The most controversial part of the interview that forced the party chief Rajnath to go on the backfoot pretains to removal of Modi from the parliamentary board which according to him was 70 per cent decision of the Rashtriya Swayamsevak Sangh and 30 per cent his own choice and as far as removal of Arun Jaitley as the national spokesman it was a case of 50:50 responsibility between him and the RSS.

"The interview contains certain statements which he never made, his observations have been deliberately distorted and quoted out of context and there is a palpable attempt to maliciously convey a negative image," Ravi Shankar Prasad said in his two and a half para rejoinder issued on the behalf of the party president Rajnath Singh.

The RSS-BJP meeting that was scheduled to be held on Wednesday has been postponed as it was felt that the questions raised during the meet would further embarrass both BJP top brass as well as RSS who had crossed its limits by interfering in day to day affairs of the party and how it should be run.

Though Singh maintained that Jaitley had no rival in the party and there was no need for the latter to run down his colleagues, he left it open for the readers to read between the lines and arrive at their own conclusions.
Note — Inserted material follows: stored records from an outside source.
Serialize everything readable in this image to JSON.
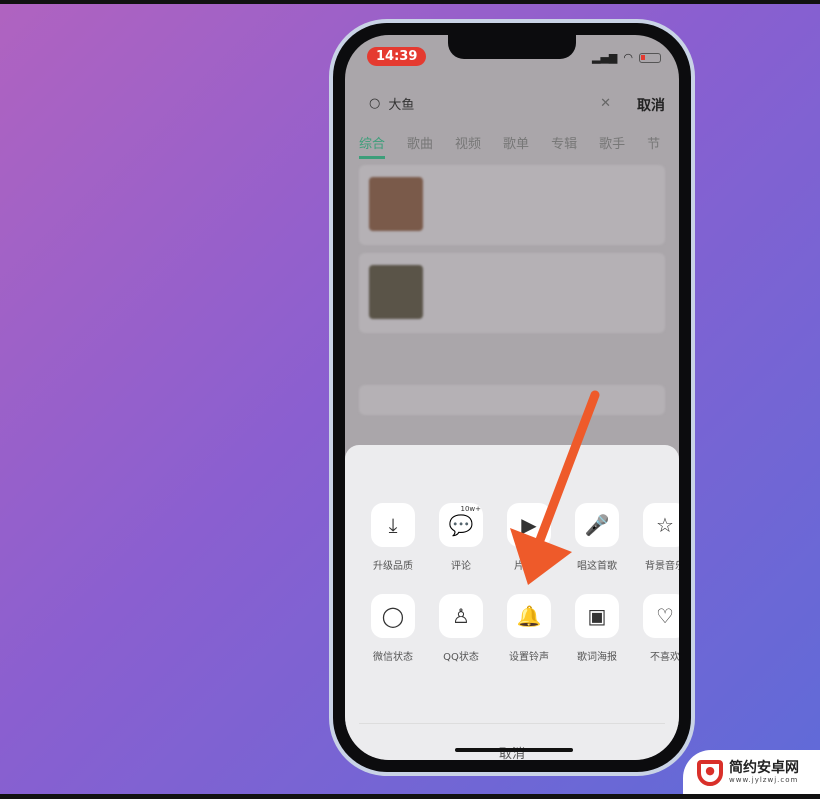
{
  "status": {
    "time": "14:39"
  },
  "search": {
    "query": "大鱼",
    "cancel": "取消"
  },
  "tabs": [
    "综合",
    "歌曲",
    "视频",
    "歌单",
    "专辑",
    "歌手",
    "节"
  ],
  "sheet": {
    "row1": [
      {
        "icon": "download-quality-icon",
        "label": "升级品质"
      },
      {
        "icon": "comment-icon",
        "label": "评论",
        "badge": "10w+"
      },
      {
        "icon": "clip-icon",
        "label": "片段拍"
      },
      {
        "icon": "microphone-icon",
        "label": "唱这首歌"
      },
      {
        "icon": "star-music-icon",
        "label": "背景音乐"
      }
    ],
    "row2": [
      {
        "icon": "wechat-status-icon",
        "label": "微信状态"
      },
      {
        "icon": "qq-status-icon",
        "label": "QQ状态"
      },
      {
        "icon": "bell-icon",
        "label": "设置铃声"
      },
      {
        "icon": "lyrics-poster-icon",
        "label": "歌词海报"
      },
      {
        "icon": "dislike-icon",
        "label": "不喜欢"
      }
    ],
    "cancel": "取消"
  },
  "annotation": {
    "arrow_color": "#ee5a2a"
  },
  "watermark": {
    "title": "简约安卓网",
    "url": "www.jylzwj.com"
  }
}
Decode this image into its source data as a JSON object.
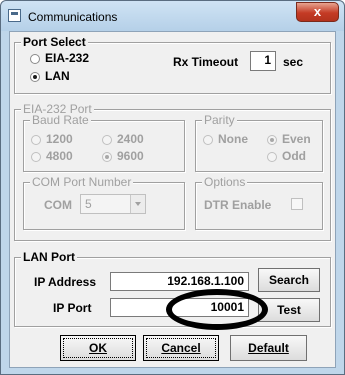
{
  "window": {
    "title": "Communications",
    "close_glyph": "x"
  },
  "port_select": {
    "legend": "Port Select",
    "options": [
      {
        "label": "EIA-232",
        "selected": false
      },
      {
        "label": "LAN",
        "selected": true
      }
    ],
    "rx_timeout": {
      "label": "Rx Timeout",
      "value": "1",
      "unit": "sec"
    }
  },
  "eia232": {
    "legend": "EIA-232 Port",
    "baud_rate": {
      "legend": "Baud Rate",
      "options": [
        {
          "label": "1200",
          "selected": false
        },
        {
          "label": "2400",
          "selected": false
        },
        {
          "label": "4800",
          "selected": false
        },
        {
          "label": "9600",
          "selected": true
        }
      ]
    },
    "parity": {
      "legend": "Parity",
      "options": [
        {
          "label": "None",
          "selected": false
        },
        {
          "label": "Even",
          "selected": true
        },
        {
          "label": "Odd",
          "selected": false
        }
      ]
    },
    "com_port": {
      "legend": "COM Port Number",
      "label": "COM",
      "value": "5"
    },
    "options_group": {
      "legend": "Options",
      "dtr_label": "DTR Enable",
      "dtr_checked": false
    }
  },
  "lan_port": {
    "legend": "LAN Port",
    "ip_address": {
      "label": "IP Address",
      "value": "192.168.1.100"
    },
    "ip_port": {
      "label": "IP Port",
      "value": "10001"
    },
    "search_label": "Search",
    "test_label": "Test"
  },
  "buttons": {
    "ok": "OK",
    "cancel": "Cancel",
    "default": "Default"
  },
  "colors": {
    "title_bar": "#bfd6ea",
    "close_button": "#c43b25",
    "disabled_text": "#a0a0a0",
    "annotation": "#000000"
  }
}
Singh also admitted that the Presidential poll led to problems with the allies and Najma Heptullah was made a candidate for vice president as senior leaders in the party felt that it should have its own candidate even if it had no chance to win.

Party's image has taken a further dip in the manner in which it handled the Goa [Images] issue. Many senior leaders felt that there was no big hurry in trying to get back into power in Goa. "It would have come to us naturally. But we messed it up," said one.